Maternal disease such as overt and gestational diabetes, essential or pregnancy-induced hypertension, and hyper- or hypothyroidism did not affect TSH levels, in agreement with many previous studies
6,7,8,12,14) and in disagreement with one study in which the authors reported an increased TSH level in maternal diabetes and preeclampsia
5). In addition, the use of medications to mothers did not affect TSH levels in our study. All of the infants in this study were born through a normal vaginal delivery. This means that any maternal diseases were well controlled with proper medications. These results suggest that a well-controlled maternal disease during pregnancy is not likely to influence neonatal TSH levels. Therefore, acute stress during labor may have caused the increases in TSH levels.
There were some limitations to this study. First, this is a cross-sectional retrospective study. Second, the NST was not as accurate as that of a serologic test for assessing TSH levels. Third, all of the factors possibly affecting TSH levels were not analyzed. For example, maternal and fetal levels of iodine were not evaluated. Iodine deficiency of mother and fetus could cause CH or an elevation of TSH level.

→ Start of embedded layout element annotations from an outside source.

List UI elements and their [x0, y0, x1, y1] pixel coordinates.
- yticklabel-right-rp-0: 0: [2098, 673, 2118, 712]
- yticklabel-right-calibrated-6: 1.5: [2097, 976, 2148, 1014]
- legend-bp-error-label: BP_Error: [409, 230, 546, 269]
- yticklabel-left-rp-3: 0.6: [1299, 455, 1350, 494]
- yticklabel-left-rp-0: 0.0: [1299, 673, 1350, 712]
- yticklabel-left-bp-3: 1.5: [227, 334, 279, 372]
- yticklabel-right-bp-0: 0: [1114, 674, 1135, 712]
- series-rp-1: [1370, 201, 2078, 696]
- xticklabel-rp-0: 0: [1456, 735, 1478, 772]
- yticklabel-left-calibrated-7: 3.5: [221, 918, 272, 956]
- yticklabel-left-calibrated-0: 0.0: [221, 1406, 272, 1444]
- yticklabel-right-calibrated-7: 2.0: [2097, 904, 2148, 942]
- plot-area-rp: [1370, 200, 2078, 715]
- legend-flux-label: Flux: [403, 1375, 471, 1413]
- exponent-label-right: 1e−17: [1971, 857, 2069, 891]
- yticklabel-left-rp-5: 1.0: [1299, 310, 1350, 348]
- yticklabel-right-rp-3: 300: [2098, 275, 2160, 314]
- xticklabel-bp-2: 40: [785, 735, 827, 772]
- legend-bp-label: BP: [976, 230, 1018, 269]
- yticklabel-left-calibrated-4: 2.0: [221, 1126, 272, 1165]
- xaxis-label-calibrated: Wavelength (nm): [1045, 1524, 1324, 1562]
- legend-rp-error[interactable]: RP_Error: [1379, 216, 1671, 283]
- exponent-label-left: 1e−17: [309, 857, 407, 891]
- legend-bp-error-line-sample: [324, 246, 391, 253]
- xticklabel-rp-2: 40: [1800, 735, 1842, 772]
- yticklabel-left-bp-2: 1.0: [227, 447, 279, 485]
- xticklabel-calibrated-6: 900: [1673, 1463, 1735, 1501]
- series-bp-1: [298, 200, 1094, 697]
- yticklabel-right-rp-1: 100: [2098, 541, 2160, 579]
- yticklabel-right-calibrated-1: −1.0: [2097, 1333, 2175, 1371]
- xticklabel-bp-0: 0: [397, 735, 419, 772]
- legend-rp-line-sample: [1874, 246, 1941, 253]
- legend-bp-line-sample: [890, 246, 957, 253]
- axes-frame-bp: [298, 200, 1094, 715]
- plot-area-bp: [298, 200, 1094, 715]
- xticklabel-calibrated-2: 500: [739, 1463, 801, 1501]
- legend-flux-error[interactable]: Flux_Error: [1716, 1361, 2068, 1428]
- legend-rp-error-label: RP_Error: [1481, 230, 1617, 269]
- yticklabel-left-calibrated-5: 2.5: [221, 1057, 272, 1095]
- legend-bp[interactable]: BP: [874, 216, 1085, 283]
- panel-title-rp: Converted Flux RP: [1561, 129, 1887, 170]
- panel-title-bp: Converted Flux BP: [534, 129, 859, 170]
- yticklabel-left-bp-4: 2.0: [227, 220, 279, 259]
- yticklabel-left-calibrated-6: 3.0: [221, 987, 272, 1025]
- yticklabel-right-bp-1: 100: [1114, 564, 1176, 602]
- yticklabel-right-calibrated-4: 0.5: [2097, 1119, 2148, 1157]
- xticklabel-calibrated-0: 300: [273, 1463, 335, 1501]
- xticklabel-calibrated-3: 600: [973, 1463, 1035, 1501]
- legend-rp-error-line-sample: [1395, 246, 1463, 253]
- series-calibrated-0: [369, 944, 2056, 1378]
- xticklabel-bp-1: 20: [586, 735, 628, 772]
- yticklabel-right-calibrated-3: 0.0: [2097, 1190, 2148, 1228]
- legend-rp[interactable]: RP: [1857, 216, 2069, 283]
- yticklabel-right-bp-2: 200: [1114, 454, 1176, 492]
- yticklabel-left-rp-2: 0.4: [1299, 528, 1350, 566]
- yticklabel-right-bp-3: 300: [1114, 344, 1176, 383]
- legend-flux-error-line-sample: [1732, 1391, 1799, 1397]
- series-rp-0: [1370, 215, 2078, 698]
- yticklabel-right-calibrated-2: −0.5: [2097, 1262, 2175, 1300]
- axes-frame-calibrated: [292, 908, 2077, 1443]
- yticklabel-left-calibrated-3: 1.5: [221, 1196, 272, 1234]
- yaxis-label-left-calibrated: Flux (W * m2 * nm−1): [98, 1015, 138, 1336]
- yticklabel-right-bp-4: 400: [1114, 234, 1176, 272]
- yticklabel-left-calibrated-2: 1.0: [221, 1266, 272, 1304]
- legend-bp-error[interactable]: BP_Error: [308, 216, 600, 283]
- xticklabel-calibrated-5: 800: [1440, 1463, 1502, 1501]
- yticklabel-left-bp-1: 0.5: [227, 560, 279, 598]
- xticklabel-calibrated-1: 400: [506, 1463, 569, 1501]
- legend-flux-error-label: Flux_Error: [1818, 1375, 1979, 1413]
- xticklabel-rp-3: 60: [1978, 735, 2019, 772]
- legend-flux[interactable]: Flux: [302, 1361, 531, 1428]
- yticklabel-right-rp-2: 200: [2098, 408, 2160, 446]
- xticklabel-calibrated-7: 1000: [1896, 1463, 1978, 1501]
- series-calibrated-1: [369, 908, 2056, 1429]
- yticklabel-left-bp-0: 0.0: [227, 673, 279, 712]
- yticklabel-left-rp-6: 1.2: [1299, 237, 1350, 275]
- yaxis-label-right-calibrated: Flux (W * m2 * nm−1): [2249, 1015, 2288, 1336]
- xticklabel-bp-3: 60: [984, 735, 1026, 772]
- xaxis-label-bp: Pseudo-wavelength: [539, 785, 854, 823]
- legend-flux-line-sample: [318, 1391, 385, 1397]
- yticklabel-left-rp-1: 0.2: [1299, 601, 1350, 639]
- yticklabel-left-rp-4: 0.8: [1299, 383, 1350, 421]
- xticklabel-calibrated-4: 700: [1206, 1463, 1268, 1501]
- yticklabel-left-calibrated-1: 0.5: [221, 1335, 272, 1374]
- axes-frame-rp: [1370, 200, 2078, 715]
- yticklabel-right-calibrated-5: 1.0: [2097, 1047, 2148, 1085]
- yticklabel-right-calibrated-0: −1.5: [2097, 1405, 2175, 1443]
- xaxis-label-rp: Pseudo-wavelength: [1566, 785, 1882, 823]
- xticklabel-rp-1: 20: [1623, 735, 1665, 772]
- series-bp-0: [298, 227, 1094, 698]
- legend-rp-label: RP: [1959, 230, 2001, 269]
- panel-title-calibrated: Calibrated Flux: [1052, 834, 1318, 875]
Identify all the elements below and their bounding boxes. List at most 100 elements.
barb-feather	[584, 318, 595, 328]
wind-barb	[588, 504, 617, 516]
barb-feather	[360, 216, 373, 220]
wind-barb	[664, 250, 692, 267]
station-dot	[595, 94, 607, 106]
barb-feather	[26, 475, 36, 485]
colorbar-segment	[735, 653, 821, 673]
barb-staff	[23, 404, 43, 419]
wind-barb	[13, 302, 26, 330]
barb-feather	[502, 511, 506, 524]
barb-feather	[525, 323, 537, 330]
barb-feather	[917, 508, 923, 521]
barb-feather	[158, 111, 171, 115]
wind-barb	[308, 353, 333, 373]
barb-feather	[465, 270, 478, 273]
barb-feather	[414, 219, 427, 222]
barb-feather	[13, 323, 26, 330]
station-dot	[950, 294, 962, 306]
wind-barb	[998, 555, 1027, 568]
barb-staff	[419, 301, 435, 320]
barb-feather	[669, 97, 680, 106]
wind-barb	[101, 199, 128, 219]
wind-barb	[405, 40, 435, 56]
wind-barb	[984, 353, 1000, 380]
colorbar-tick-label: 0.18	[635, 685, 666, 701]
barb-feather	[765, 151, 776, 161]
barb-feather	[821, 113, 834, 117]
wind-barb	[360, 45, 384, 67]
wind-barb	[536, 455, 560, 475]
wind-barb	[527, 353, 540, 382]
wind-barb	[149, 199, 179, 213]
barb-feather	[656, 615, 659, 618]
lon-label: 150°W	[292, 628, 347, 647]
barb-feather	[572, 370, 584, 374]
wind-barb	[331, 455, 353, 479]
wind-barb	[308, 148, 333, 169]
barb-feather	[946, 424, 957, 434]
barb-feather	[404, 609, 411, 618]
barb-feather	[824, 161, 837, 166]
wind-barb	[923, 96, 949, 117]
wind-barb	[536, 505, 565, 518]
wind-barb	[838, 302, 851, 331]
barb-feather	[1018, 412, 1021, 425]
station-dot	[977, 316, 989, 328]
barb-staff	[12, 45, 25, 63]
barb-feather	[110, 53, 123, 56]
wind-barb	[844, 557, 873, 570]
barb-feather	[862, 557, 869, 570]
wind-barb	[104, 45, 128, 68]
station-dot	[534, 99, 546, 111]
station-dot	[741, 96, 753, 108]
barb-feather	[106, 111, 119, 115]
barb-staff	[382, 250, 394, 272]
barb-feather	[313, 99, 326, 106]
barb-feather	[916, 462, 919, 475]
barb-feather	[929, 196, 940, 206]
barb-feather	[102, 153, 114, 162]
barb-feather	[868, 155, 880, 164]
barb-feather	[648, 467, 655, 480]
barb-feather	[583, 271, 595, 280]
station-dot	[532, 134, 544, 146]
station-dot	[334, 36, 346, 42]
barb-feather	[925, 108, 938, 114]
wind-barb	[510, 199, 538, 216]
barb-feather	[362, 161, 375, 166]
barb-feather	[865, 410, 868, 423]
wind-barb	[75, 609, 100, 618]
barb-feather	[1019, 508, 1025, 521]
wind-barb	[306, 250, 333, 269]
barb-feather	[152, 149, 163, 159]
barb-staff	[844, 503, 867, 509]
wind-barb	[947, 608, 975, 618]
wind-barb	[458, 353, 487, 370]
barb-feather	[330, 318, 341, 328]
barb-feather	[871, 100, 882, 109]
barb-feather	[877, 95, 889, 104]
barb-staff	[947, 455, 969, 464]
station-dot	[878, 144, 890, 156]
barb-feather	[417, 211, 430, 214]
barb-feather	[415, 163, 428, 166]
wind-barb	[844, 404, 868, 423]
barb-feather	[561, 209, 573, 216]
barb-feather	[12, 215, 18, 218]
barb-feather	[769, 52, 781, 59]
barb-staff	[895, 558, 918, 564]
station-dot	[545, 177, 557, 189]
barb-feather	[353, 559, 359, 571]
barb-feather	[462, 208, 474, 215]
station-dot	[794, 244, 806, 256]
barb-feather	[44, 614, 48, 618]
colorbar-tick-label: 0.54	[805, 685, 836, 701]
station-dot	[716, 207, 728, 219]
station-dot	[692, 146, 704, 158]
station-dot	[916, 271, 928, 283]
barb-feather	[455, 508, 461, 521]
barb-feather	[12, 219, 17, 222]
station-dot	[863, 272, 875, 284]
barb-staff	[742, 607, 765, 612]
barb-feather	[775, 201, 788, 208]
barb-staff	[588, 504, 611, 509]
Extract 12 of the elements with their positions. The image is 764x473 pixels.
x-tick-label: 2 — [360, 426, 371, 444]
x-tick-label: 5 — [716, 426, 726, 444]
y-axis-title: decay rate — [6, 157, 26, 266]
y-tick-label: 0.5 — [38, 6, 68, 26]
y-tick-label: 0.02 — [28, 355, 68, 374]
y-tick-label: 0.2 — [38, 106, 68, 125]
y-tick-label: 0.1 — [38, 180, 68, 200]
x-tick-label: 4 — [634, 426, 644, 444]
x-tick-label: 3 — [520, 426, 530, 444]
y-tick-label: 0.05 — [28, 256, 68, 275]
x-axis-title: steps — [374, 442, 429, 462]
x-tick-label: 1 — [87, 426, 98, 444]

Factors not included in this study may influence neonatal TSH levels.
Nonetheless, this study, conducted on normal babies without pathologic conditions, suggests that stress during labor may influence TSH levels even in normal newborns. In addition, this study is unique in that the relationship between neonatal TSH and 17OHP level was analyzed.
In conclusion, TSH levels of healthy, normal newborns are related to multiple factors. Acute stress during delivery may influence the neonatal TSH level in the early neonatal period. We should consider various perinatal conditions when evaluating neonatal TSH levels.